Secondo varie fonti, Apple avrebbe insolitamente chiesto ad alcuni azionisti di grande calibro un’opinione riguardo all’aumento delle liquidità e di altri asset aziendali, che alla fine di dicembre ammontavano a 97,6 miliardi di dollari. Anche i dirigenti di Cupertino sarebbero diventati più disponibili a parlare di bilancio, cosa che sotto la guida di Steve Jobs non si era mai verificata.
Lo scorso lunedì, Tim Cook ha indetto una conference call per annunciare che avrebbe pagato il suo primo dividendo da dicembre 2005 e ha annunciato l’avvio di un programa di riacquisto di azioni proprie del valore di 10 miliardi di dollari. Tale decisione è stata presa dopo aver ascoltato il parere degli azionisti, secondo Peter Oppenheimer, CFO dell’azienda. Un approccio dunque completamente cambiato rispetto a quanto visto in passato, che rappresenta un punto di svolta nell’amministrazione Apple.
Il consiglio di amministrazione, secondo Tim Cook, stava da qualche settimana attivamente pensando a cosa fare con l’eccesso di liquidità di cui dispone l’azienda. Nelle sue casse, vi sono 97,6 miliardi di dollari, una capitalizzazione di indubbio spessore. Eppure, se Apple fosse stata italiana, nel suo bilancio vi sarebbero stati numeri decisamente minori.

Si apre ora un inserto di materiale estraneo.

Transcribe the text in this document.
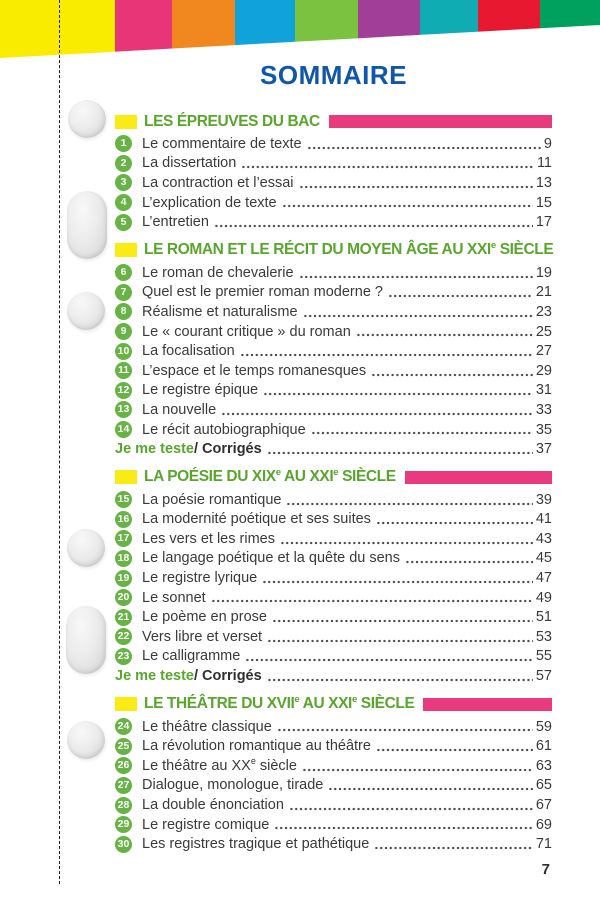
SOMMAIRE
LES ÉPREUVES DU BAC
1	Le commentaire de texte	9
2	La dissertation	11
3	La contraction et l’essai	13
4	L’explication de texte	15
5	L’entretien	17
LE ROMAN ET LE RÉCIT DU MOYEN ÂGE AU XXIe SIÈCLE
6	Le roman de chevalerie	19
7	Quel est le premier roman moderne ?	21
8	Réalisme et naturalisme	23
9	Le « courant critique » du roman	25
10 La focalisation	27
11 L’espace et le temps romanesques	29
12 Le registre épique	31
13 La nouvelle	33
14 Le récit autobiographique	35
Je me teste / Corrigés	37
LA POÉSIE DU XIXe AU XXIe SIÈCLE
15 La poésie romantique	39
16 La modernité poétique et ses suites	41
17 Les vers et les rimes	43
18 Le langage poétique et la quête du sens	45
19 Le registre lyrique	47
20 Le sonnet	49
21 Le poème en prose	51
22 Vers libre et verset	53
23 Le calligramme	55
Je me teste / Corrigés	57
LE THÉÂTRE DU XVIIe AU XXIe SIÈCLE
24 Le théâtre classique	59
25 La révolution romantique au théâtre	61
26 Le théâtre au XXe siècle	63
27 Dialogue, monologue, tirade	65
28 La double énonciation	67
29 Le registre comique	69
30 Les registres tragique et pathétique	71
7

Negli ultimi cinque anni, Apple ha versato in tasse 20,9 miliardi di dollari, pagando aliquote comprese tra il 24,2% e il 31,75%, ma se avesse avuto la sede a in una città italiana e non a Cupertino, avrebbe dovuto pagare 24,7 miliardi di dollari in più. Ciò viene calcolato applicando l’aliquota media relativa alla pressione fiscale sulle aziende italiane, pari al 58%.